Falling Leaves Themes

Falling Leaves Themes

Honor and heritage are complex issues.

Because families are made of humans, and because humans often make serious mistakes, Adeline ends up with the short end of the stick. Mistreated by her stepmother, and neglected by her own father, Adeline must face the question of her heritage and find what honor means in a situation where she has been mistreated by the people she should feel honor toward.

Love is a remedy for the suffering of life.

At the end of the novel, shell-shocked by the drastic paradigm shifts of the new Chinese Communism, no doubt upset by the death of her father and step-mother, Adeline decides to visit her aunt on her death bed.
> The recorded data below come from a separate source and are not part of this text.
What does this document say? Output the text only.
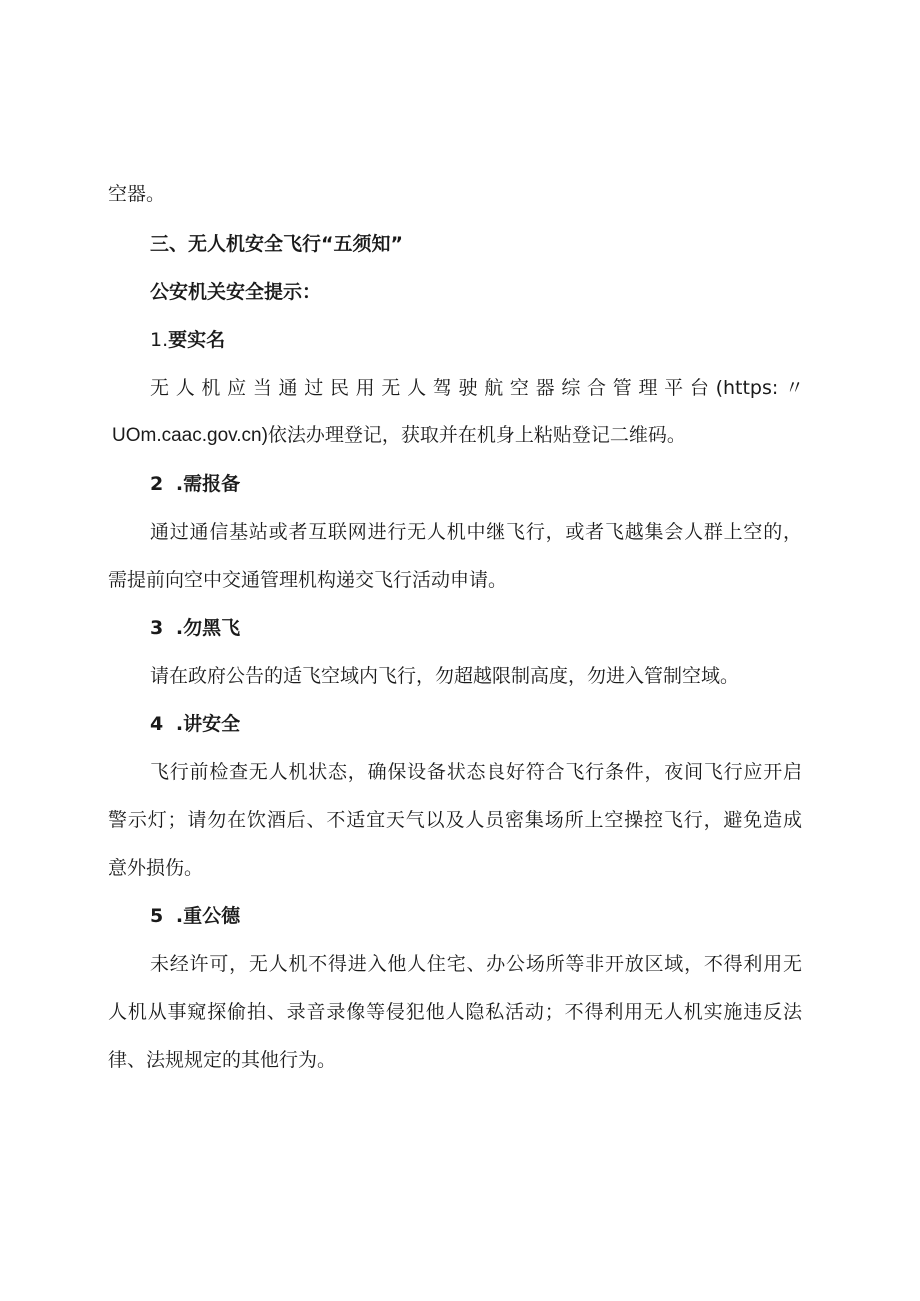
空器。
三、无人机安全飞行“五须知”
公安机关安全提示：
1.要实名
无人机应当通过民用无人驾驶航空器综合管理平台(https:〃
UOm.caac.gov.cn)依法办理登记，获取并在机身上粘贴登记二维码。
2 .需报备
通过通信基站或者互联网进行无人机中继飞行，或者飞越集会人群上空的，
需提前向空中交通管理机构递交飞行活动申请。
3 .勿黑飞
请在政府公告的适飞空域内飞行，勿超越限制高度，勿进入管制空域。
4 .讲安全
飞行前检查无人机状态，确保设备状态良好符合飞行条件，夜间飞行应开启
警示灯；请勿在饮酒后、不适宜天气以及人员密集场所上空操控飞行，避免造成
意外损伤。
5 .重公德
未经许可，无人机不得进入他人住宅、办公场所等非开放区域，不得利用无
人机从事窥探偷拍、录音录像等侵犯他人隐私活动；不得利用无人机实施违反法
律、法规规定的其他行为。
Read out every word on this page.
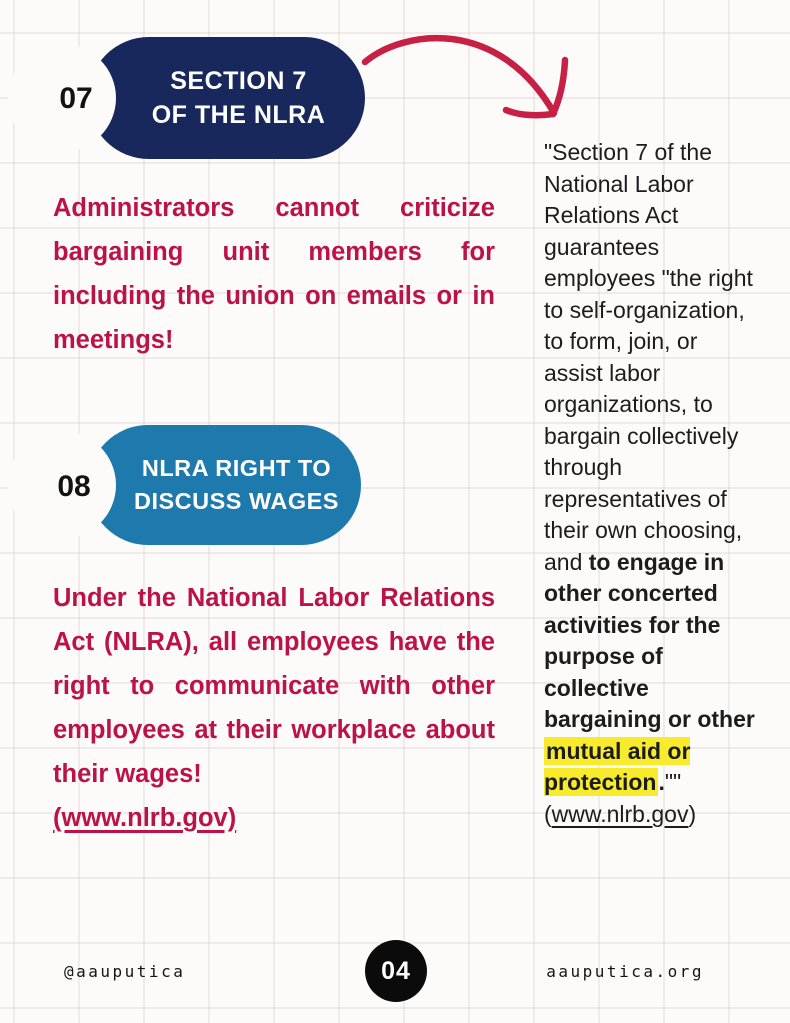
07
SECTION 7
OF THE NLRA

Administrators cannot criticize bargaining unit members for including the union on emails or in meetings!

08
NLRA RIGHT TO
DISCUSS WAGES

Under the National Labor Relations Act (NLRA), all employees have the right to communicate with other employees at their workplace about their wages!
(www.nlrb.gov)

"Section 7 of the National Labor Relations Act guarantees employees "the right to self-organization, to form, join, or assist labor organizations, to bargain collectively through representatives of their own choosing, and to engage in other concerted activities for the purpose of collective bargaining or other mutual aid or protection.""
(www.nlrb.gov)
@aauputica	04	aauputica.org
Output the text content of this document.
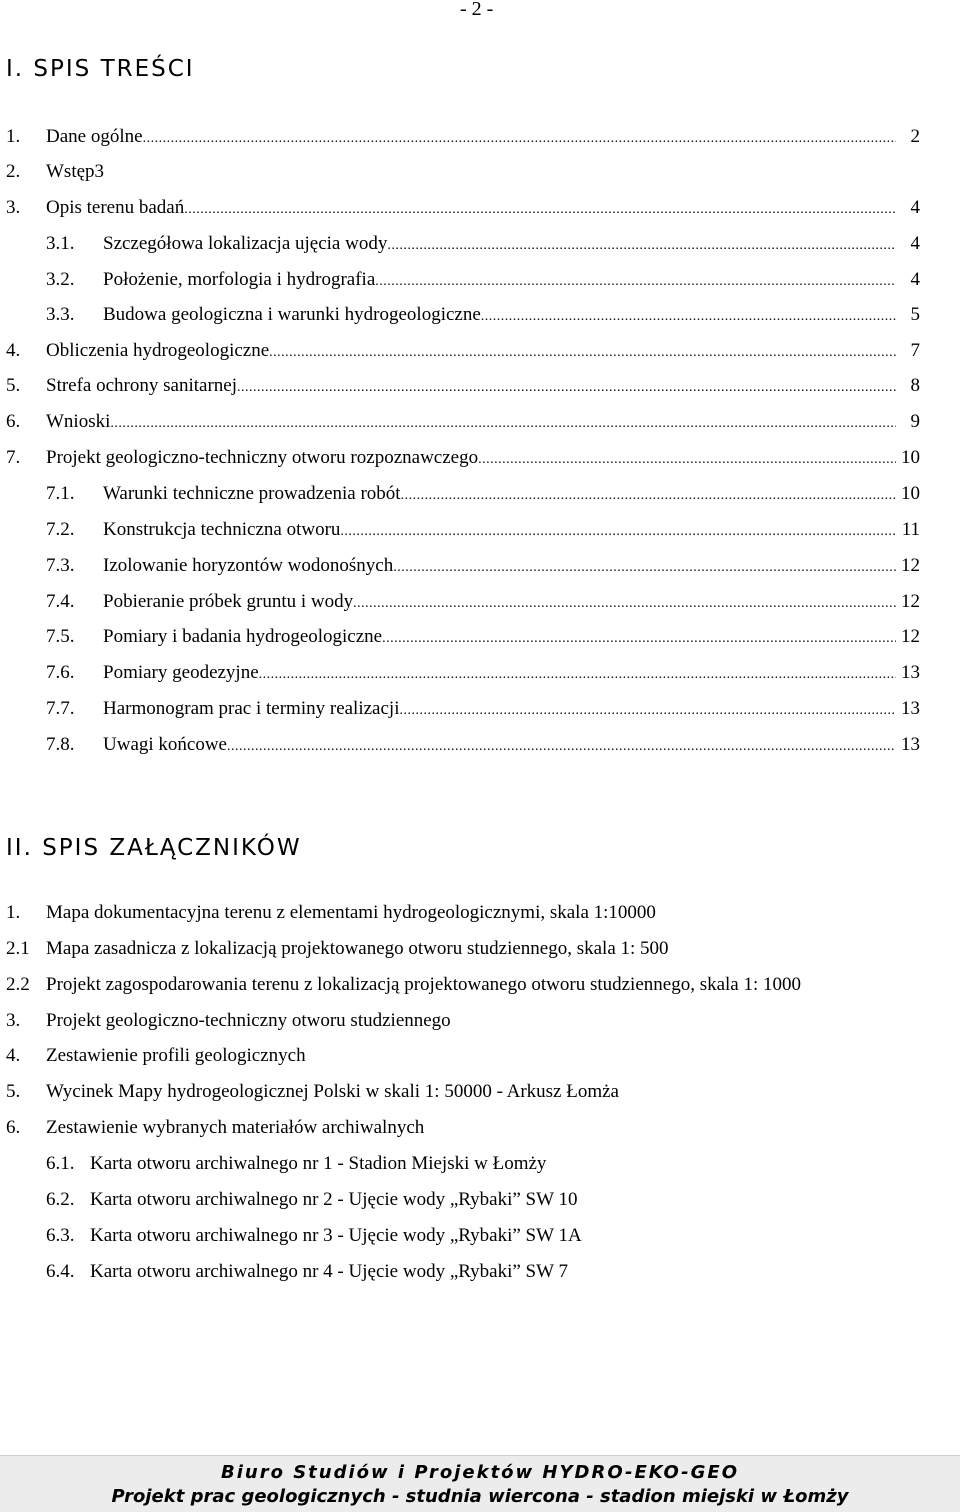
- 2 -
I. SPIS TREŚCI
1. Dane ogólne .....	2
2. Wstęp3
3. Opis terenu badań .....	4
3.1. Szczegółowa lokalizacja ujęcia wody .....	4
3.2. Położenie, morfologia i hydrografia .....	4
3.3. Budowa geologiczna i warunki hydrogeologiczne .....	5
4. Obliczenia hydrogeologiczne .....	7
5. Strefa ochrony sanitarnej .....	8
6. Wnioski .....	9
7. Projekt geologiczno-techniczny otworu rozpoznawczego .....	10
7.1. Warunki techniczne prowadzenia robót .....	10
7.2. Konstrukcja techniczna otworu .....	11
7.3. Izolowanie horyzontów wodonośnych .....	12
7.4. Pobieranie próbek gruntu i wody .....	12
7.5. Pomiary i badania hydrogeologiczne .....	12
7.6. Pomiary geodezyjne .....	13
7.7. Harmonogram prac i terminy realizacji .....	13
7.8. Uwagi końcowe .....	13
II. SPIS ZAŁĄCZNIKÓW
1. Mapa dokumentacyjna terenu z elementami hydrogeologicznymi, skala 1:10000
2.1 Mapa zasadnicza z lokalizacją projektowanego otworu studziennego, skala 1: 500
2.2 Projekt zagospodarowania terenu z lokalizacją projektowanego otworu studziennego, skala 1: 1000
3. Projekt geologiczno-techniczny otworu studziennego
4. Zestawienie profili geologicznych
5. Wycinek Mapy hydrogeologicznej Polski w skali 1: 50000 - Arkusz Łomża
6. Zestawienie wybranych materiałów archiwalnych
6.1. Karta otworu archiwalnego nr 1 - Stadion Miejski w Łomży
6.2. Karta otworu archiwalnego nr 2 - Ujęcie wody „Rybaki” SW 10
6.3. Karta otworu archiwalnego nr 3 - Ujęcie wody „Rybaki” SW 1A
6.4. Karta otworu archiwalnego nr 4 - Ujęcie wody „Rybaki” SW 7
Biuro Studiów i Projektów HYDRO-EKO-GEO
Projekt prac geologicznych - studnia wiercona - stadion miejski w Łomży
Perhaps this represents a reciprocation of Aunt Baba's tender affection for Adeline. Naturally, the two have discovered that their love is a good response to suffering, even to death.

Mistreatment is often hard to see.

Even abusive parents usually have a strong ethical code, meaning that in order to take out their suffering on their children, they must sometimes hide their vicious intends. This is shown by Adeline's father and step mother. The step mother treats the daughter with a quiet rejection. The father treats Adeline as if she died with her mother, his first wife. And yet, neither parent physically assaults the daughter, and perhaps the family even feels as though everything is fine on the surface, but her father's decision to leave her out of the will is obvious. They did not love Adeline, and the question she is left with is what to do with that knowledge. Her choice is to practice love where she can, and to hope for peace and restoration.